Given that road accidents seldom discriminate between driver and passenger, and the pre-existing laws showed a glaring discrepancy in India’s road safety norms, the government was quick to address the issue via a gazette notification.
The rule states that all new vehicles which are to be sold post April 1st, must be equipped with a front passenger airbag, while existing models get an extended deadline till the 31st of August, 2021.
Maruti Suzuki, which has once again topped the sales charts, having sold seven out of the ten largest selling cars in India, sells all base level variants of models like the Swift, Baleno, WagonR and the Alto (the top four largest selling cars in February, 2021).
The Suzuki Swift Lxi, for example, offers front power windows as standard fitment on both front doors, however, a passenger airbag is conspicuously absent.
While road safety remains a growing concern, car safety in India has always been a magnet for loopholes and half-measures, with the largest selling cars continuously getting one or two star ratings in GlobalNCAP and EuroNCAP crash tests.
While this has allowed the brands to sell their cars at much lower costs, it has also allowed local manufacturers like Mahindra and Tata Motors to edge out their competitors on the safety front.Not only have the brands secured four star ratings at the recent GlobalNCAP safety assessment, base variants of cars like the Tata Tiago and the Mahindra KUV100 come with a passenger airbag as standard.
Even European carmakers with a strong presence in the entry-level, budget hatchback market, have been complicit in ignoring front passenger safety, as it allows them to compete with existing dominant players, selling cars at a low price point.
Road safety norms are regularly ignored on Indian roads, with several motorcycle riders attempting to ride without a helmet.Truth is that if the customers do not insist on prioritising safety, brands seldom do it on their own.
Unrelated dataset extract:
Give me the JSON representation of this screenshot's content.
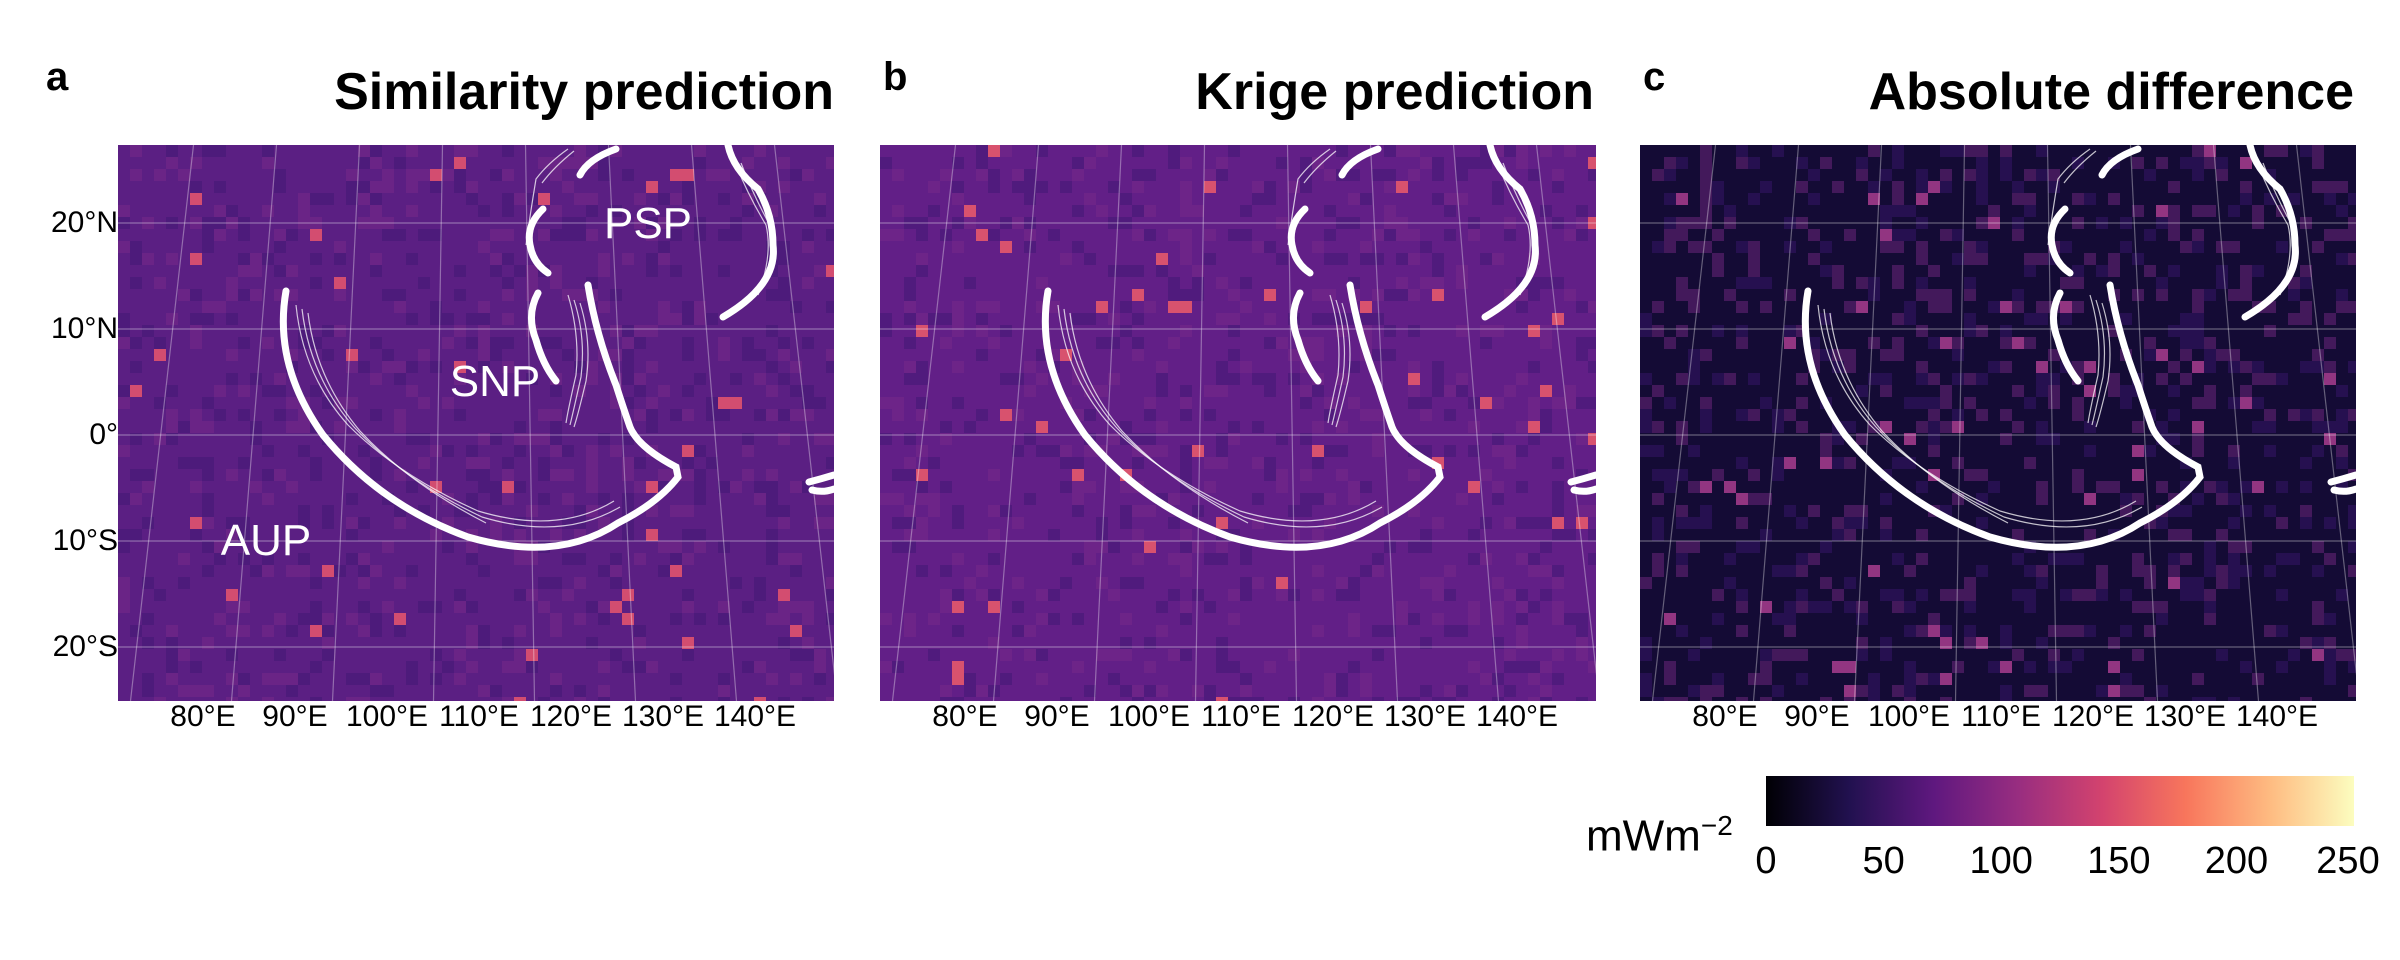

It then falls on the government to implement laws forcing manufacturers to take the right call.
In this case, the report filed by the MoRTH, has been in accordance with suggestions from a road safety committee at the Supreme Court.The inclusion of a passenger airbag will see entry- level car prices go up by Rs5000-Rs9000.
This may be a steep increment for those on a tight budget, but the move by the government is a welcome one as this could bring down the alarmingly large number of on-road casualties in India.